There’s No Good Reason For Boosting the Car Tax

California’s spending lobby has recently erupted into a veritable Mount Vesuvius of misinformation over the state’s car tax. It amounts essentially to this: unless the car tax is immediately tripled, police and fire protection will be decimated.

Come now.

In the five years since the car tax was reduced, local governments have not lost a penny of funding and they won’t in the future. It would take a vote of the Legislature to approve such a reduction and both houses have already unanimously rejected the idea outright.

What do public officials really mean when they say, “If we don’t raise taxes, police and fire protection will be devastated?” They mean that police and fire protection are their lowest priorities and the very first things they will cut in a pinch. I worry about such people in positions of authority.

Three weeks ago, the Senate Republican Caucus offered an alternative plan that would balance the budget within two years without raising taxes.

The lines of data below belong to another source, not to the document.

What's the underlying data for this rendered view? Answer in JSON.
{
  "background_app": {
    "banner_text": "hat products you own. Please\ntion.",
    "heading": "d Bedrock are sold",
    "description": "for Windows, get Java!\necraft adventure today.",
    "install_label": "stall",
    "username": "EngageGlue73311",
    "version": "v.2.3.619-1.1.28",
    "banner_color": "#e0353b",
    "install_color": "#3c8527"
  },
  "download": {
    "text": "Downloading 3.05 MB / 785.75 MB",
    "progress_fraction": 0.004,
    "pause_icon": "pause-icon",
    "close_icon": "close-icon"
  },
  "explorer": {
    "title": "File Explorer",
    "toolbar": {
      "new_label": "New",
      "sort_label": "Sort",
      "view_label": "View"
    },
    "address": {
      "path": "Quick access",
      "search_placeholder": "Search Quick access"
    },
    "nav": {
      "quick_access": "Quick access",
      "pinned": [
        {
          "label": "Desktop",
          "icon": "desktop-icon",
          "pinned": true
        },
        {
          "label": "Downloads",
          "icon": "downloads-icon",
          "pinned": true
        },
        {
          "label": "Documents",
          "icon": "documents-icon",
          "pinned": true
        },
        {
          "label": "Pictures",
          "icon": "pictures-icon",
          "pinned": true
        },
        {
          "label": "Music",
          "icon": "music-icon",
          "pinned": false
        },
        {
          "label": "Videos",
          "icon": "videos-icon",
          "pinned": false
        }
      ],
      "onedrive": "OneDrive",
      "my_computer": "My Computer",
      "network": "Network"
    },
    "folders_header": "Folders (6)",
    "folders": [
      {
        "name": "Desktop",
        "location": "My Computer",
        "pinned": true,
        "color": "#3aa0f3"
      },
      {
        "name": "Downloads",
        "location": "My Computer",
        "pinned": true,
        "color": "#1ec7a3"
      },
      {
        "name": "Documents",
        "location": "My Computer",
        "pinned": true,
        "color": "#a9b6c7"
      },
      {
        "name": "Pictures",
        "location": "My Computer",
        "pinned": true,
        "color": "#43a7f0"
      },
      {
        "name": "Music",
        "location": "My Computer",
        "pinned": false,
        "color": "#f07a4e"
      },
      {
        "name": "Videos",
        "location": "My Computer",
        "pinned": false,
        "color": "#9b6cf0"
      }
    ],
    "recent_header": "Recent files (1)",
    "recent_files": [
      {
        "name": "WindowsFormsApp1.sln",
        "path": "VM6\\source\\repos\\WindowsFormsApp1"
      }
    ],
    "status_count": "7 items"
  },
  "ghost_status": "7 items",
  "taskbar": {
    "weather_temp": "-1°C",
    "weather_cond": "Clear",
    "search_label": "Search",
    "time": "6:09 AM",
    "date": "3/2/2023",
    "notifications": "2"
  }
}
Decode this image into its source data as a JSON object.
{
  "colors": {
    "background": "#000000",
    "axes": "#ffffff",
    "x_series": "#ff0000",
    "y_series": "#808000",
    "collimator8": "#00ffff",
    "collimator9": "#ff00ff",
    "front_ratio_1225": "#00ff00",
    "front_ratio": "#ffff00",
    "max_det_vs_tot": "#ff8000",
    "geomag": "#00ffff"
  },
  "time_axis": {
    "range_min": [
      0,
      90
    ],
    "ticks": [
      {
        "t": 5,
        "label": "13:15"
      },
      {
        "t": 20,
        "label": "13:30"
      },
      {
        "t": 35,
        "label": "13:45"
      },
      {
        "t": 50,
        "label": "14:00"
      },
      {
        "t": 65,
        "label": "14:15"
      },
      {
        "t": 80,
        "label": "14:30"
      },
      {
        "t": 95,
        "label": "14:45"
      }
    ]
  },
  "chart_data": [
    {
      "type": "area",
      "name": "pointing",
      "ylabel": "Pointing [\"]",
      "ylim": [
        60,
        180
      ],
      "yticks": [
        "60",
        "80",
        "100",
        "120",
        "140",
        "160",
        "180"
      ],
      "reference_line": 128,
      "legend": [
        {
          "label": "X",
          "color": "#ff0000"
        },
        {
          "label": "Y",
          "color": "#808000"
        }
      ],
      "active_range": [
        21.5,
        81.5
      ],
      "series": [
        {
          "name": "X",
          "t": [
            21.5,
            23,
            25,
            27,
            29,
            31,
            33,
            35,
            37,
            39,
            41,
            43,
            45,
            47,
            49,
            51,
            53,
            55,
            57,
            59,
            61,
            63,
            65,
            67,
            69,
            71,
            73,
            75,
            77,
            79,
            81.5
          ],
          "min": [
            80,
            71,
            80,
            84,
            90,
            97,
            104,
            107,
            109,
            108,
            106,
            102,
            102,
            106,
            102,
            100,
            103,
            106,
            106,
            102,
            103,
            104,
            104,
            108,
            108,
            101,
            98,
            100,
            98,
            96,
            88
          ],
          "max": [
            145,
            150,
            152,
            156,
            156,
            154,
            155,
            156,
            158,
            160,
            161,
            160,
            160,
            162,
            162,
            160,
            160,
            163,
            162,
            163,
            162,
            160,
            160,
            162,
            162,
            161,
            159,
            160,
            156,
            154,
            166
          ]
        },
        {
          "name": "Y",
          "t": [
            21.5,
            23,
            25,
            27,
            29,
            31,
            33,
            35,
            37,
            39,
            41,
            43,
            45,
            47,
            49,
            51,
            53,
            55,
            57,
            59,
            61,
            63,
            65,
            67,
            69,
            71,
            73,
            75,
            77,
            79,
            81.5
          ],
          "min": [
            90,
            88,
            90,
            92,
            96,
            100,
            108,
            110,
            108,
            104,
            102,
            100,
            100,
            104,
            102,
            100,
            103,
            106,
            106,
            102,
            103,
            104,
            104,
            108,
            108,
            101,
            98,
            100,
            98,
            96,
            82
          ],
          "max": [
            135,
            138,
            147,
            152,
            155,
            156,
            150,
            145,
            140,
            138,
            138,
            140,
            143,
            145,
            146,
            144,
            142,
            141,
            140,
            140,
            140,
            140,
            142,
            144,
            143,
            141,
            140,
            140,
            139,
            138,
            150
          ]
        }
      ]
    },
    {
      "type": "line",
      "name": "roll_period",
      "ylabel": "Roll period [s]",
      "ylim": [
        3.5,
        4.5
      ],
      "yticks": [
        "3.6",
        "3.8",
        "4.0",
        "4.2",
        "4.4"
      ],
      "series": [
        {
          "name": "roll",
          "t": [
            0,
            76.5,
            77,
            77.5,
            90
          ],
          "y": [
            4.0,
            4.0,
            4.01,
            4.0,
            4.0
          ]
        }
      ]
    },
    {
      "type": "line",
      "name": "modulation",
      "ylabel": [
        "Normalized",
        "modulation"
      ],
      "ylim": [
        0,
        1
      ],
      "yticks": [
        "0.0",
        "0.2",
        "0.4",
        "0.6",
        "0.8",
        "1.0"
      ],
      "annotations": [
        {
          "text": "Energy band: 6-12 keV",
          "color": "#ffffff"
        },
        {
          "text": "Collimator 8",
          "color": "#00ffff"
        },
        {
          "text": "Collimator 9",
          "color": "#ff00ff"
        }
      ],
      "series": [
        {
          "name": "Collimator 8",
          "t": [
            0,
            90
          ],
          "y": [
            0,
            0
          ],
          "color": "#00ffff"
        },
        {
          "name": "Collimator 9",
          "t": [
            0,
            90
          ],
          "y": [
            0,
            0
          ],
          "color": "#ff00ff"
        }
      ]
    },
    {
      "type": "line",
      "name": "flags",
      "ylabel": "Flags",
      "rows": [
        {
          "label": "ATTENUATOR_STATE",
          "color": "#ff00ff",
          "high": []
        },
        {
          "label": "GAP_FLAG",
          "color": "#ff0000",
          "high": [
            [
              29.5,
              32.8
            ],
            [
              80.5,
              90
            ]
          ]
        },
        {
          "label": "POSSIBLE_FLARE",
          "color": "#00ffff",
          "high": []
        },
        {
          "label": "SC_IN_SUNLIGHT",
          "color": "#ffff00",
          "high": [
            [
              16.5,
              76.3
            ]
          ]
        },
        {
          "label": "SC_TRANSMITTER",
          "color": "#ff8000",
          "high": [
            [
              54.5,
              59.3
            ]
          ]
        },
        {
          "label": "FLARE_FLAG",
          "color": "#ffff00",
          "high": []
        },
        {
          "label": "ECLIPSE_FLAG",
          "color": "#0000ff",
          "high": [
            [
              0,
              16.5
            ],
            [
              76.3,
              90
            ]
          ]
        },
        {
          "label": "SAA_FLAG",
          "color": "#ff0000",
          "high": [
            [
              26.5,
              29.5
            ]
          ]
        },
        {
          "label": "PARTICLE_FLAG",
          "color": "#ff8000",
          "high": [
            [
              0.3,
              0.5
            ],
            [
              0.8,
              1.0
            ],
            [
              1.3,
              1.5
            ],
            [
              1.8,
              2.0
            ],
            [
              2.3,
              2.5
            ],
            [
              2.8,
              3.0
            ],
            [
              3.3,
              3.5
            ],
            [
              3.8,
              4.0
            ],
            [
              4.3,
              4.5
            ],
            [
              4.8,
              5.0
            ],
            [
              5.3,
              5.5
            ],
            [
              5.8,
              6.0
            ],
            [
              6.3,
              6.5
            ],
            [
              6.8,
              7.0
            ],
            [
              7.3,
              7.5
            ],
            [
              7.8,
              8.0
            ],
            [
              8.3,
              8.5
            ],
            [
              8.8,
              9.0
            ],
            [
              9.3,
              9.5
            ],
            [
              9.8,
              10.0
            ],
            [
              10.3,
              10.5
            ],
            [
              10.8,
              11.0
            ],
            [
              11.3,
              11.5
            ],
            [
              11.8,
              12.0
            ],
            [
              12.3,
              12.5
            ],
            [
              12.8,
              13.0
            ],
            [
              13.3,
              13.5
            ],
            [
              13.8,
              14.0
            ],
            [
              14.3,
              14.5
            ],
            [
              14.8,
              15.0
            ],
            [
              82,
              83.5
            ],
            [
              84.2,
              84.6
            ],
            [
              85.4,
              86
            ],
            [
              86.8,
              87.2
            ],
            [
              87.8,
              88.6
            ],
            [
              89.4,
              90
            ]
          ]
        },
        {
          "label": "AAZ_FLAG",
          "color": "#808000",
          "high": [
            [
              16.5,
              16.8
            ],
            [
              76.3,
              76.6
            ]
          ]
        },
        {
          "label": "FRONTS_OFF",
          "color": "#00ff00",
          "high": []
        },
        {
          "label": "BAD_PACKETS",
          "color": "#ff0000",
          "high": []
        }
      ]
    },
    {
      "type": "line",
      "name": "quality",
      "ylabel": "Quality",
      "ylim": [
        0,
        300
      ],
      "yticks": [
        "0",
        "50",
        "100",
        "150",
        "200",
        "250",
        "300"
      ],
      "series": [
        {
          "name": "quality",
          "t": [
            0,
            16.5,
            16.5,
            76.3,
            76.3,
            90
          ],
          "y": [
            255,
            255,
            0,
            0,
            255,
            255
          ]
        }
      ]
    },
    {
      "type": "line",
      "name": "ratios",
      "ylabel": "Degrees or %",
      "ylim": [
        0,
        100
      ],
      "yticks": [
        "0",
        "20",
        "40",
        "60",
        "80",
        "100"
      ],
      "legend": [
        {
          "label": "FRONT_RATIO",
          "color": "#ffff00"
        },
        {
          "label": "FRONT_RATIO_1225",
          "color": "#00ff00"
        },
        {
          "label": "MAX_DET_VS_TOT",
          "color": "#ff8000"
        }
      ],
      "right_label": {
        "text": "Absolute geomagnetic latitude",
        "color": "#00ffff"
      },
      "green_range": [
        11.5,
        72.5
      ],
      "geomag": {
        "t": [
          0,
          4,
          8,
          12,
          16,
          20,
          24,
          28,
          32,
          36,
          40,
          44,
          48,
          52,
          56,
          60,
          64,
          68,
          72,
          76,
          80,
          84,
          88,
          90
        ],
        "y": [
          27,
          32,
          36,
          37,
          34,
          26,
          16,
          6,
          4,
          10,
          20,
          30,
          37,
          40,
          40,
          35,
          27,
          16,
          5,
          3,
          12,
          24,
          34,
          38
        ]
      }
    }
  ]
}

There is no excuse for tax increases at a time when state government is already spending a larger portion of your earnings than ever before , and delivering less. Even after California’s car tax was reduced to its current level, it is still the highest tax of the five largest states in the country.

There’s one more reason to be skeptical that raising the car tax will curb the state’s spending binge. It was recently revealed that Gov. Davis, knowing the dire financial condition of the state, has allowed his bureaucracies to spend $4.1 billion above and beyond the budget approved by the Legislature last September (which was itself too big to be sustained by California’s economy).

Over the last four years, even while the recession was suppressing tax receipts and the car tax was being trimmed, state revenues have still increased a healthy 25 percent while inflation and population combined have grown only 21 percent. This is not a revenue problem. The problem is that spending in the same period has ballooned 40 percent.

And that’s not the fault of taxpayers for not paying enough taxes.

McClintock, a Republican represents the 19th state Senate District.